Y luego me borraron.
¿O yo los ignoré
y así los expulsé
del mundo? (Poesía 198-199)
or poor me,
all of us,
in this immense
country so ours
and so foreign.)
I was a man
And they forgot me.
And then they erased me.
Or did I ignore them
And thus I expelled them
From the world?)
After publishing Reverso de la trasparencia Cerruto did not write more poetry. The last poem of this book is a dialogue with death, and it would seem that the poet felt that he had nothing else to say. Six years later he became ill, and while being operated on, he died. It was the 10th of April 1981. His death at the age of 69 was felt as a major loss for Bolivian literature. A wide variety of homages, private and public have followed his death over the years. There is no doubt that his poetry is a major literary work in Bolivian as well as in Latin American literature. Many of his views on Bolivia are still the best description of a society struggling with its own flaws and inadequacies. And no poet in Bolivia has expressed so absolutely the loneliness that comes of being a poet —an illuminated consciousness— in times of ethical degradation.
University of Oregon
Luis H Antezana, “Prólogo: Cerruto en (el) ‘Cerco de penumbras,’” Cerco de penumbras, Oscar Cerruto, Ed. de Luis H. Antezana, 3ª edición, (La Paz: Plural, 2000), vii-xviii;
Antezana, “Sobre Estrella segregada,’” Ensayos y lecturas, (La Paz: Ediciones Altiplano, 1986), 17-45;
Oscar Cerruto, Poesía (Madrid: Ediciones Cultura Hispánica/ Instituto de Cooperación Iberoamericana, 1985).

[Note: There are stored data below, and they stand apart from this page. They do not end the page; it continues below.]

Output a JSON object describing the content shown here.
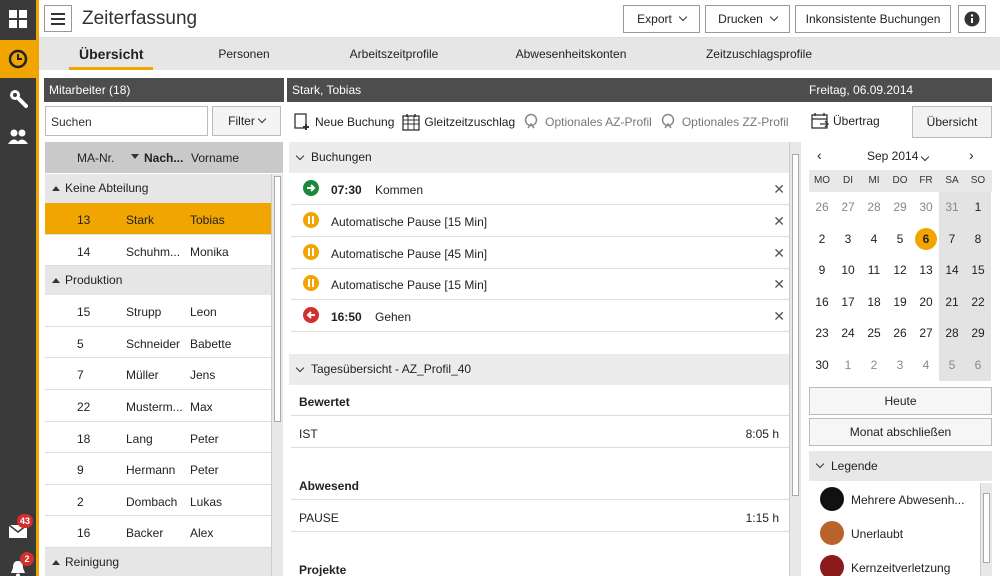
{
  "header": {
    "title": "Zeiterfassung",
    "export_label": "Export",
    "print_label": "Drucken",
    "inconsistent_label": "Inkonsistente Buchungen"
  },
  "tabs": [
    "Übersicht",
    "Personen",
    "Arbeitszeitprofile",
    "Abwesenheitskonten",
    "Zeitzuschlagsprofile"
  ],
  "rail": {
    "mail_count": "43",
    "notify_count": "2"
  },
  "employees_panel": {
    "title": "Mitarbeiter (18)",
    "search_placeholder": "Suchen",
    "filter_label": "Filter",
    "columns": [
      "MA-Nr.",
      "Nach...",
      "Vorname"
    ],
    "groups": [
      {
        "name": "Keine Abteilung",
        "rows": [
          {
            "nr": "13",
            "name": "Stark",
            "first": "Tobias",
            "selected": true
          },
          {
            "nr": "14",
            "name": "Schuhm...",
            "first": "Monika"
          }
        ]
      },
      {
        "name": "Produktion",
        "rows": [
          {
            "nr": "15",
            "name": "Strupp",
            "first": "Leon"
          },
          {
            "nr": "5",
            "name": "Schneider",
            "first": "Babette"
          },
          {
            "nr": "7",
            "name": "Müller",
            "first": "Jens"
          },
          {
            "nr": "22",
            "name": "Musterm...",
            "first": "Max"
          },
          {
            "nr": "18",
            "name": "Lang",
            "first": "Peter"
          },
          {
            "nr": "9",
            "name": "Hermann",
            "first": "Peter"
          },
          {
            "nr": "2",
            "name": "Dombach",
            "first": "Lukas"
          },
          {
            "nr": "16",
            "name": "Backer",
            "first": "Alex"
          }
        ]
      },
      {
        "name": "Reinigung",
        "rows": []
      }
    ]
  },
  "detail": {
    "person": "Stark, Tobias",
    "date": "Freitag, 06.09.2014",
    "toolbar": {
      "new_booking": "Neue Buchung",
      "flex_bonus": "Gleitzeitzuschlag",
      "opt_az": "Optionales AZ-Profil",
      "opt_zz": "Optionales ZZ-Profil",
      "transfer": "Übertrag",
      "overview": "Übersicht"
    },
    "bookings_title": "Buchungen",
    "bookings": [
      {
        "time": "07:30",
        "label": "Kommen",
        "kind": "in"
      },
      {
        "time": "",
        "label": "Automatische Pause  [15 Min]",
        "kind": "pause"
      },
      {
        "time": "",
        "label": "Automatische Pause  [45 Min]",
        "kind": "pause"
      },
      {
        "time": "",
        "label": "Automatische Pause  [15 Min]",
        "kind": "pause"
      },
      {
        "time": "16:50",
        "label": "Gehen",
        "kind": "out"
      }
    ],
    "day_title": "Tagesübersicht - AZ_Profil_40",
    "sections": {
      "rated": "Bewertet",
      "ist_label": "IST",
      "ist_value": "8:05 h",
      "absent": "Abwesend",
      "pause_label": "PAUSE",
      "pause_value": "1:15 h",
      "projects": "Projekte"
    }
  },
  "calendar": {
    "month": "Sep 2014",
    "weekdays": [
      "MO",
      "DI",
      "MI",
      "DO",
      "FR",
      "SA",
      "SO"
    ],
    "weeks": [
      [
        "26",
        "27",
        "28",
        "29",
        "30",
        "31",
        "1"
      ],
      [
        "2",
        "3",
        "4",
        "5",
        "6",
        "7",
        "8"
      ],
      [
        "9",
        "10",
        "11",
        "12",
        "13",
        "14",
        "15"
      ],
      [
        "16",
        "17",
        "18",
        "19",
        "20",
        "21",
        "22"
      ],
      [
        "23",
        "24",
        "25",
        "26",
        "27",
        "28",
        "29"
      ],
      [
        "30",
        "1",
        "2",
        "3",
        "4",
        "5",
        "6"
      ]
    ],
    "today_label": "Heute",
    "close_month_label": "Monat abschließen",
    "legend_title": "Legende",
    "legend": [
      {
        "label": "Mehrere Abwesenh...",
        "color": "#111111"
      },
      {
        "label": "Unerlaubt",
        "color": "#b8642a"
      },
      {
        "label": "Kernzeitverletzung",
        "color": "#8b1a1a"
      }
    ]
  },
  "colors": {
    "accent": "#f0a500",
    "dark": "#4d4d4d",
    "in": "#1a8a3a",
    "out": "#d32f2f"
  }
}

___________“Precisión: Aluvión de poesía: Oscar Cerruto,” interviewed by Alfonso Gumucio Dagrón, Provocaciones, (La Paz: Los Amigos del Libro, 1977), 39-65.
Leonardo García Pabón, “La soledad nacional del sujeto poético: la poesía de Oscar Cerruto,” La patria íntima. Alegorías nacionales en la literatura y el cine de Bolivia, (La Paz: CESU-Plural, 1998), 193-212;
Eduardo Mitre, “La soledad del poder,” El árbol y la piedra. Poetas contemporáneos de Bolivia, (Caracas: Monte Avila, 1986), 26-33;
Blanca Wiethüchter, “Poesía boliviana contemporánea: Oscar Cerruto, Jaime Saenz, Pedro Shimose y Jesús Urzagasti,” Tendencias actuales en la literatura boliviana, Ed. Javier Sanjinés, (Minneapolis/Valencia: Institute for the Study of Ideologies, 1985), 75-114.